Question

Enough money has been budgeted to collect independent random samples of size $n_1=n_2=100$from populations 1 and 2 to estimate localid="1664867109106" ${\mu }_1-{\mu }_2$. Prior information indicates that ${\sigma }_1={\sigma }_2=10$. Have sufficient funds been allocated to construct a 90% confidence interval for${\mu }_1-{\mu }_2$of width 5 or less?

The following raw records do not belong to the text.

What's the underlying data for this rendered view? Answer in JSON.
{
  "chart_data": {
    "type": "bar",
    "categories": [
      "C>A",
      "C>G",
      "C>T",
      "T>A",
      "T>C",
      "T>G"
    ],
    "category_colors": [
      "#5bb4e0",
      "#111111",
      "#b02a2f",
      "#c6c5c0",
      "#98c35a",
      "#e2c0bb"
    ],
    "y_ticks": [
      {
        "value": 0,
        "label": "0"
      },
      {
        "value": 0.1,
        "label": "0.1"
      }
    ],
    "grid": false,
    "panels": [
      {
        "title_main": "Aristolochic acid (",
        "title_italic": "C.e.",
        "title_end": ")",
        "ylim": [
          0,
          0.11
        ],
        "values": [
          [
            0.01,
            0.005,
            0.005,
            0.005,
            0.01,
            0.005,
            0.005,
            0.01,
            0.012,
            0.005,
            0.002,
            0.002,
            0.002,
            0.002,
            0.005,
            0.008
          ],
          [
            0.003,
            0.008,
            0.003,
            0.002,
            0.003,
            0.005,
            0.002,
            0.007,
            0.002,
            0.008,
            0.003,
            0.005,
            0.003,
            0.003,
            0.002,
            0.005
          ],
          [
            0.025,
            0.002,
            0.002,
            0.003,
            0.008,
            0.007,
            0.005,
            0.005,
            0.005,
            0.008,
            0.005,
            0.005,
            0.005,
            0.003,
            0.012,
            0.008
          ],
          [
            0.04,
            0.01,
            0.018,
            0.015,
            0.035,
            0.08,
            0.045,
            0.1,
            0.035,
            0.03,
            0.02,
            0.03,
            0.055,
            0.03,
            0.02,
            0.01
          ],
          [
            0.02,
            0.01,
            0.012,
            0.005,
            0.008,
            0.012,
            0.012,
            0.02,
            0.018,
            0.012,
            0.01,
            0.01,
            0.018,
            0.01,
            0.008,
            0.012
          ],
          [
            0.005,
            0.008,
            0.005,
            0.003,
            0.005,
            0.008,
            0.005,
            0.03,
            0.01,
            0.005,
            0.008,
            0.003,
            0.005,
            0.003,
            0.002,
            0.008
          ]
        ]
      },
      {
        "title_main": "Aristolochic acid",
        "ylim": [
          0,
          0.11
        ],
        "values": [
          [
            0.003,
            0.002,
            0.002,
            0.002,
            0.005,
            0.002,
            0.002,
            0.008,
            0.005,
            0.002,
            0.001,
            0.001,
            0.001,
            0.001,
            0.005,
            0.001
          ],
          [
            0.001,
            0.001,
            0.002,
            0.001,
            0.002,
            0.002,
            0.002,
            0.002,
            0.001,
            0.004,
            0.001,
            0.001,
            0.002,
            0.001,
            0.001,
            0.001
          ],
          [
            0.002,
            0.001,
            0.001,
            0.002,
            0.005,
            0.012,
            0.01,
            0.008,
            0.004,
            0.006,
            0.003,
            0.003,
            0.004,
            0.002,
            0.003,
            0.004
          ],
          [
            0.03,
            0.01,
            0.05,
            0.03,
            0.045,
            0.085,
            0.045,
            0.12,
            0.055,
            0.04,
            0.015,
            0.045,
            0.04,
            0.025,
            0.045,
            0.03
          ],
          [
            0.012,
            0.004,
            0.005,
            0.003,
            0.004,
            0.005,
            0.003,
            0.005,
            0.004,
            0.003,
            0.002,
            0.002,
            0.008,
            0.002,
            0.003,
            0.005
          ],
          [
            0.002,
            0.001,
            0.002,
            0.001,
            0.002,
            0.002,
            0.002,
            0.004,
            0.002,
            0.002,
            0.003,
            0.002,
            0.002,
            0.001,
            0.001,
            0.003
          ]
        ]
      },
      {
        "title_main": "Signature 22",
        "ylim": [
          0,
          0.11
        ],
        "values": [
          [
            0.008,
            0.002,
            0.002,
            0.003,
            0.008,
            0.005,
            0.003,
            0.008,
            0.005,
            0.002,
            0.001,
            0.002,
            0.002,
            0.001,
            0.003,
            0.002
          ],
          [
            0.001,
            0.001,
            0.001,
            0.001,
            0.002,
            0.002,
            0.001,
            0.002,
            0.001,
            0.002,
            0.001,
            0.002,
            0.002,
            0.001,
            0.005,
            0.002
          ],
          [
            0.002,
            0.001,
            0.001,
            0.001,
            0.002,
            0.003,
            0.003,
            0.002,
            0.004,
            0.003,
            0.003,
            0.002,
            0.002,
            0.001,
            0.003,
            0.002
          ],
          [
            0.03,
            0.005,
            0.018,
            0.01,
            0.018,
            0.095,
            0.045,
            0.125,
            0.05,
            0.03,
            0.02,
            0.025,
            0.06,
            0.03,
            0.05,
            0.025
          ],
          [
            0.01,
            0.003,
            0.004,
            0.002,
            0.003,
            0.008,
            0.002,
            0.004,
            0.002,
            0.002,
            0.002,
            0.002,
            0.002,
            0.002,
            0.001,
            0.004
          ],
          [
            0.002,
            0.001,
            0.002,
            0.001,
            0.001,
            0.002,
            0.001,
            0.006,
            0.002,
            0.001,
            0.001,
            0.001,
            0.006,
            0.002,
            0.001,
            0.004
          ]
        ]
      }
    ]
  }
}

Justify your answer.

Short answer

The required sample size is 22. Since, the sample size for each population is large enough.

Step-by-step solution

Given Information

The sample size of two populations are given below

$n_1=n_2=100$

The standard deviation of two populations are given below

${\sigma }_1={\sigma }_2=10$

The sampling error is

$SE=5$

Z-value

For $\alpha =0.1$

The z-value is given by

$\begin{array}{rcl}{z}_{\frac{\alpha }{2}}& =& z_{0.05}\\ & =& 1.645\end{array}$

Compute the sample

For, $z=1.645,{\sigma }_1={\sigma }_2=10 andSE=5$

The sample is calculated as

$\begin{array}{rcl}{n}_1& =& n_2\\ & =& \frac{{\left(z_{0.05}\right)}^2\times \left[{\sigma }_1^2+{\sigma }_2^2\right]}{{\left(SE\right)}^2}\\ & =& \frac{{1.645}^2\times \left[{10}^2+{10}^2\right]}{5^2}\\ & =& \frac{2.7060\times 200}{25}\\ & =& \frac{541.2}{25}\\ & =& 21.648\\ & \approx & 22\end{array}$

Therefore, the required sample size is 22.

Since, the sample size for each population is large enough.